R-Zero’s Arc UV system enables hospital-grade efficacy while emitting 109% more light at a lower cost than competitors. With Arc’s powerful lighting array and overall design, the device can disinfect the air and surfaces in a 1,000 square foot room in just seven minutes. Arc also has LTE-M connectivity to R-Zero Connect, the company’s dashboard that allows users to track disinfection cycles, thereby making the traditionally unseen disinfection process visible and auditable.

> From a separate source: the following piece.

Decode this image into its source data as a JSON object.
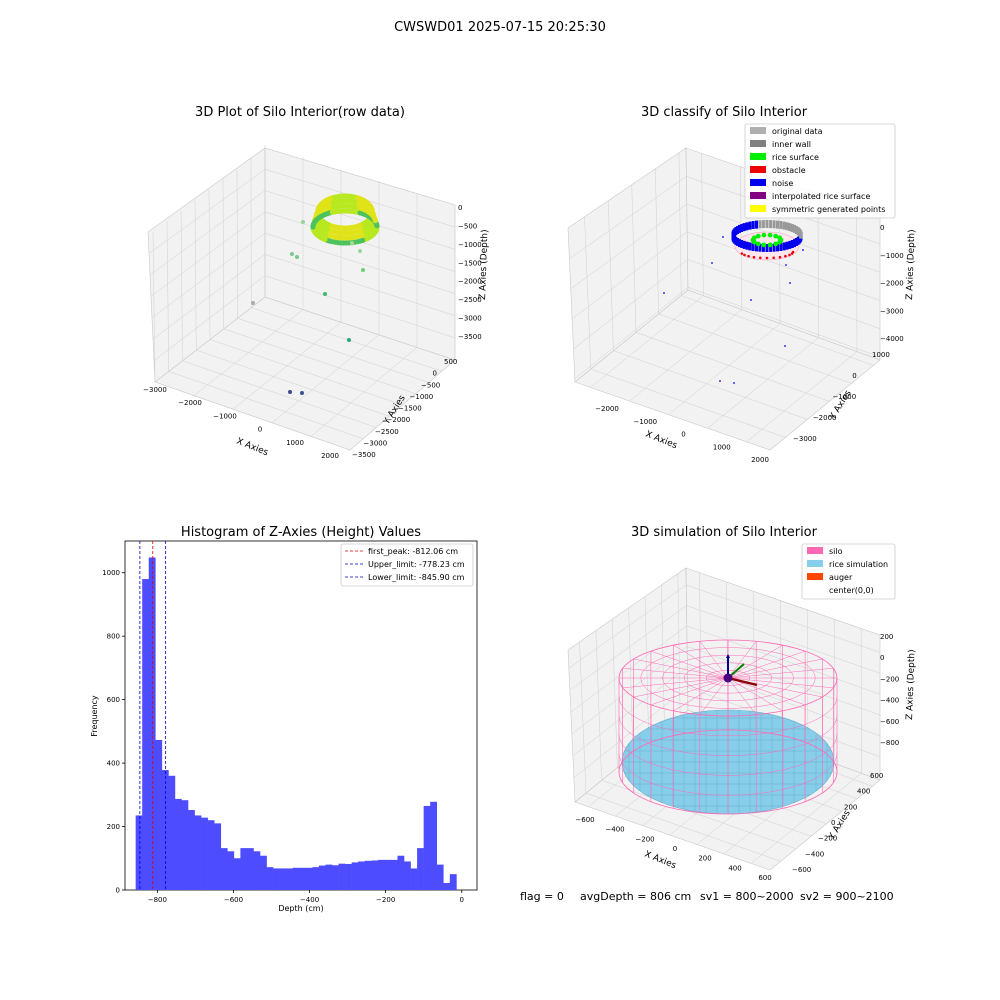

“Simply put, we kill COVID - and a host of other common microbial threats,” Quinn commented. “R-Zero’s disinfection ecosystem enables safer indoor environments by destroying 99.99% of pathogens (including coronavirus, E. coli, the common cold, and the flu). As our products disinfect spaces in mere minutes, they eliminate the need to use harmful chemicals - all while creating a clear record of disinfection activity via our software dashboard. Implementing R-Zero’s suite of solutions will enable you to fight COVID today and HAIs or any other emergent threats tomorrow.”
Quality in water and steam
The Joint Commission has made water quality a priority, as evidenced by its New Water Management Requirements issued March 19, 2021. Under the new requirements, a hospital must have a water management program that addresses Legionella and other waterborne pathogens, and an individual or team responsible for the oversight and implementation of the program, including but not limited to, development, management and maintenance activities.6
Water quality is a key consideration for the CS/SPD department in the processing of instruments for re-use, from water used in decontamination sinks for pre-cleaning and rinsing, to the water used to generate steam for sterilization.
Steven Autiello, Regional Manager, Barclay Water Management, explains how the maintenance of water treatment equipment and monitoring of water quality presents several challenges to healthcare organizations and their CS/SPD departments.
“Rinse water used in sterile processing should be pretreated with a de-ionized (DI) or reverse osmosis (RO) treatment system to remove organics and inorganics from reaching instruments. Normally SPD departments handle the operation of this equipment, or it is done by a third party. Steam purity is typically at the mercy of the hospital’s central steam system, which would originate from a central steam plant in the hospital over which SPD has no control.”
Monitoring and measuring water and steam quality
“Checking bacteria and endotoxin levels are the best way to measure and monitor to understand the water quality,” said Khoukaz. “Other measurements to consider are pH, conductivity and water hardness. The first step for water purity concerns would be to assemble a team and do swab and water testing to establish current levels. If levels of water contaminants are higher than acceptable levels, various types of filtration can be used to address different problems.”
To overcome the challenges of water treatment and steam generation performed outside of the CS/SPD department, Autiello has seen hospitals install dedicated equipment for the pre-treatment of rinse water and steam generators specifically for sterilization within the sterile processing area.
“Properly maintained air, water and steam is nothing new to the industry so there are no silver bullets, though diligence in maintaining the installed pretreatment equipment is crucial,” said Autiello. “Try to identify the issue (air, water or steam) based on evidence or perceived issue. Work with facilities to correct or third-party vendor, if applicable.”